In the intervening six decades, running under four minutes has gone from being considered an unobtainable, superhuman feat to the mark of a really, really good miler (in fact college runners achieve the feat somewhat often, the latest occurrence coming at the Penn Relays last month).
Sub-four minute miles might be even more commonplace if the distance was contested more often, but sadly, that’s not the case.
Since Bannister turned the trick on that stormy English afternoon 60 years ago, the hallowed distance of the mile has been supplanted by its metric equivalent, the 1500 meters, a race which lacks the mile’s symmetry of four equal circuits of the oval, each to be covered in an average of 60 seconds.

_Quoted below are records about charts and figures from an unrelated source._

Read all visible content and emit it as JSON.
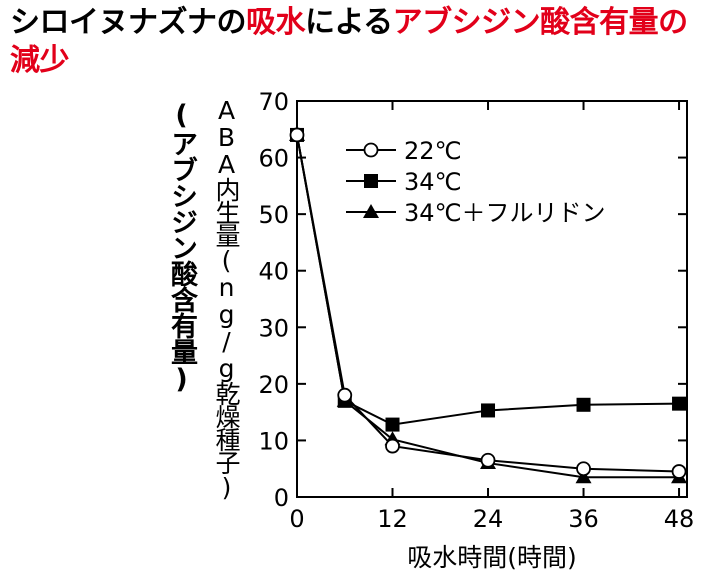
{
  "title": {
    "segments": [
      {
        "text": "シロイヌナズナの",
        "highlight": false
      },
      {
        "text": "吸水",
        "highlight": true
      },
      {
        "text": "による",
        "highlight": false
      },
      {
        "text": "アブシジン酸含有量の減少",
        "highlight": true
      }
    ],
    "highlight_color": "#e2001a"
  },
  "chart_data": {
    "type": "line",
    "x": [
      0,
      6,
      12,
      24,
      36,
      48
    ],
    "xticks": [
      0,
      12,
      24,
      36,
      48
    ],
    "yticks": [
      0,
      10,
      20,
      30,
      40,
      50,
      60,
      70
    ],
    "xlim": [
      0,
      49
    ],
    "ylim": [
      0,
      70
    ],
    "xlabel": "吸水時間(時間)",
    "ylabel": "ABA内生量(ng/g乾燥種子)",
    "ylabel_alt": "(アブシジン酸含有量)",
    "legend_position": "top-left inside",
    "grid": false,
    "series": [
      {
        "name": "22℃",
        "marker": "circle-open",
        "values": [
          64,
          18,
          9,
          6.5,
          5,
          4.5
        ]
      },
      {
        "name": "34℃",
        "marker": "square-filled",
        "values": [
          64,
          17,
          12.8,
          15.3,
          16.3,
          16.5
        ]
      },
      {
        "name": "34℃＋フルリドン",
        "marker": "triangle-filled",
        "values": [
          64,
          17,
          10.2,
          6,
          3.5,
          3.5
        ]
      }
    ]
  }
}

Of course almost every track in the world has now been downsized from a quarter mile to the slightly shorter 400 meters, and that has led, at least in American high school ranks, to an abomination of a race known as the 1600. This event is contested nowhere else in the world, and has been shoved down the throats of American high school runners by some unknown bureaucratic rule makers of the National Federation who obviously felt most track officials were too infirm to walk across the oval to the backstretch for the start of the 1500.
As a result, scholastic runners across America run a race that means nothing outside of their own insular athletic world, establishing personal records that they’ll never have a chance to better the rest of their racing careers.
That’s why on this May 6, with its signature anniversary year of Bannister’s achievement, high school middle distance runners across the land should celebrate and honor him by stepping back from the common start/finish line and run an extra 9.344 meters and make what has heretofore been a miss as good as a mile.
A few minutes with a tape measure and a piece of chalk will do the trick, allowing thousands of high schoolers a chance to measure themselves against what many consider the most salient athletic achievement in history, over the full 1,760 yard distance.
So when the starter calls for all 1600-meter runners to assemble, be bold, line up just inside the 4×400 relay exchange zone, and find your inner, and true, miler. By taking a few steps back, you may actually be taking huge strides forward in bringing meaning to middle distance racing in an area it’s been sadly lacking for years.